00:33:00 So, again, if a region of an image can be defined as a set of vertices, and due to the crumpling of the piece of paper, maybe I find a region of an image that has eight vertices or 12 vertices.
00:33:14 It's not a perfect rectangle.
00:33:16 It's kind of jagged in some places.
00:33:18 Well, what I can actually do is I can approximate that contour.
00:33:21 And I could basically do line splitting and try and reduce the number of points to form that contour.
00:33:28 And that's actually a very critical step in building a mobile document scanner because you're not going to find perfect rectangles in the real world just due to noise capturing the photo.
00:33:40 Even perspective, right?
00:33:42 Yeah, even perspective.
00:33:44 That can dramatically distort things.
00:33:45 Are there libraries out there that help you with that kind of stuff, or is that where you need to know some math?
00:33:49 You don't really need to know that much math at all for it.
00:33:52 It's all about gluing the right functions together at the right time.
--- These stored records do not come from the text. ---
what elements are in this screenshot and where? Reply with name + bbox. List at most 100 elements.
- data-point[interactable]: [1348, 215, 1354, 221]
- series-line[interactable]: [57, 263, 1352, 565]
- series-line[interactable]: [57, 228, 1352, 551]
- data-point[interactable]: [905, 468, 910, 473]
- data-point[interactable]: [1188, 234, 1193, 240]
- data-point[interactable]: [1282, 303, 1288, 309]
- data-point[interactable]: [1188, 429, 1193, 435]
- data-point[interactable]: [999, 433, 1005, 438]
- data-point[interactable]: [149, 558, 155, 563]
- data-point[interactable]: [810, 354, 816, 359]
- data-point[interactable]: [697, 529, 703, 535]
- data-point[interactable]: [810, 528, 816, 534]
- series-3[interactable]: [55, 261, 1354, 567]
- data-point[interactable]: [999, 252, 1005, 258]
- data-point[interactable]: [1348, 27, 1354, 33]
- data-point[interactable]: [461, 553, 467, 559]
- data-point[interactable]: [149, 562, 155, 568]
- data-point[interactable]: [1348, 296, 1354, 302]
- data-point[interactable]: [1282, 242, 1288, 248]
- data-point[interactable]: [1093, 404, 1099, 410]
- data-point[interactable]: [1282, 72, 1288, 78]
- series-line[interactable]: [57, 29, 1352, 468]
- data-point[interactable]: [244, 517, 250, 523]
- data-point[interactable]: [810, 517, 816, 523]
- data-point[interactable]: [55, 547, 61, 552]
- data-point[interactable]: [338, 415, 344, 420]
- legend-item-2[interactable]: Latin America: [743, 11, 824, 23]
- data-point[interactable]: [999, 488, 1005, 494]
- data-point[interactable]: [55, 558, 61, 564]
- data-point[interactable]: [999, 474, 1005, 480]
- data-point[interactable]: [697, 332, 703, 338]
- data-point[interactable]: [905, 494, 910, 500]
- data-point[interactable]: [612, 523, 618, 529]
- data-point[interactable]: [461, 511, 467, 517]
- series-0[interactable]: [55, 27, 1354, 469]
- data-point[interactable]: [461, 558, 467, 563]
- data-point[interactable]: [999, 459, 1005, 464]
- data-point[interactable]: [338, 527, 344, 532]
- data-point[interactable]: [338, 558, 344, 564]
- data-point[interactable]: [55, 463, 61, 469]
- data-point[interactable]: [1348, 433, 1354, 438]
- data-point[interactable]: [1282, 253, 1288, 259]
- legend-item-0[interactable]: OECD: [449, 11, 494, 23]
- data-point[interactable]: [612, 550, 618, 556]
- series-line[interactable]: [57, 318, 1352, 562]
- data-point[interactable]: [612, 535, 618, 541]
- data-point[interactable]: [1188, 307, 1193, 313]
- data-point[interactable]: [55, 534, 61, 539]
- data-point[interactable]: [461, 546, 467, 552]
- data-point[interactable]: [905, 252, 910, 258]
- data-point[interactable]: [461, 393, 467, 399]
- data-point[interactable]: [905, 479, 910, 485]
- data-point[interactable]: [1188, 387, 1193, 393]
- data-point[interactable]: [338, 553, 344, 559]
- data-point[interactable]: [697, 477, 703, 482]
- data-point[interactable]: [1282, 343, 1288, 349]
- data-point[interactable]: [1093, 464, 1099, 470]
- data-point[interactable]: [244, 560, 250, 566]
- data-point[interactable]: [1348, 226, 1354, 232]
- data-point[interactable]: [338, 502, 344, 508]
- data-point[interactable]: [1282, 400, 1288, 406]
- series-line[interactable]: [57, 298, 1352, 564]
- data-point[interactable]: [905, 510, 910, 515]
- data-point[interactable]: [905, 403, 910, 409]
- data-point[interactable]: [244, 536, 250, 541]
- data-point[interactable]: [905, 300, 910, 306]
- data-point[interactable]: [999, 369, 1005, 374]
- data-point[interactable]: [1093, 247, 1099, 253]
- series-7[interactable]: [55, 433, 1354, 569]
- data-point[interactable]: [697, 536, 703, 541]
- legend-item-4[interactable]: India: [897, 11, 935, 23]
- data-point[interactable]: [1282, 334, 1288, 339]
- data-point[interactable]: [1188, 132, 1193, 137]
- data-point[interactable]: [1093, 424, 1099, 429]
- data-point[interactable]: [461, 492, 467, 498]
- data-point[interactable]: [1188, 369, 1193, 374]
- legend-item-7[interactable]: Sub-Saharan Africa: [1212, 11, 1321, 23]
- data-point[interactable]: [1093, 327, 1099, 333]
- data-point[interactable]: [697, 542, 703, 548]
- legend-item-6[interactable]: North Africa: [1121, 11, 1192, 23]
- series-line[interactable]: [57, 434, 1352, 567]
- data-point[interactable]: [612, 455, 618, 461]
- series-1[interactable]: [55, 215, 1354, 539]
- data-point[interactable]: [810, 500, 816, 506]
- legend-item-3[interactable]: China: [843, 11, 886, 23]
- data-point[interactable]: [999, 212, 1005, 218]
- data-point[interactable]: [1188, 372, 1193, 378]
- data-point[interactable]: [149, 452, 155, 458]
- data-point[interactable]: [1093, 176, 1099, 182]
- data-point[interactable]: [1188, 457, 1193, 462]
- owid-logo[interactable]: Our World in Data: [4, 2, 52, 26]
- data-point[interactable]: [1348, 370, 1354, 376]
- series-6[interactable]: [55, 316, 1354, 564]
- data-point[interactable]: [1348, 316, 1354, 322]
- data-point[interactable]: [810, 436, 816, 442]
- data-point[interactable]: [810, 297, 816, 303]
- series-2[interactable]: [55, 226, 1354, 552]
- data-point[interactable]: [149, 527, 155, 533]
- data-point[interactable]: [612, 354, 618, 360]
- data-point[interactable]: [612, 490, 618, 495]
00:33:56 And I think that's one of the harder points of learning computer vision and why I run the PyMid Search blogs.
00:34:01 I want to show people real-world solutions to problems using computer vision.
00:34:06 And when I do that, it's not really the actual code that matters.
00:34:12 It's learning why I'm applying certain functions at different times in the context of the end goal.
00:34:19 It's about taking these functions and gluing them together in a way that gives you a real solution.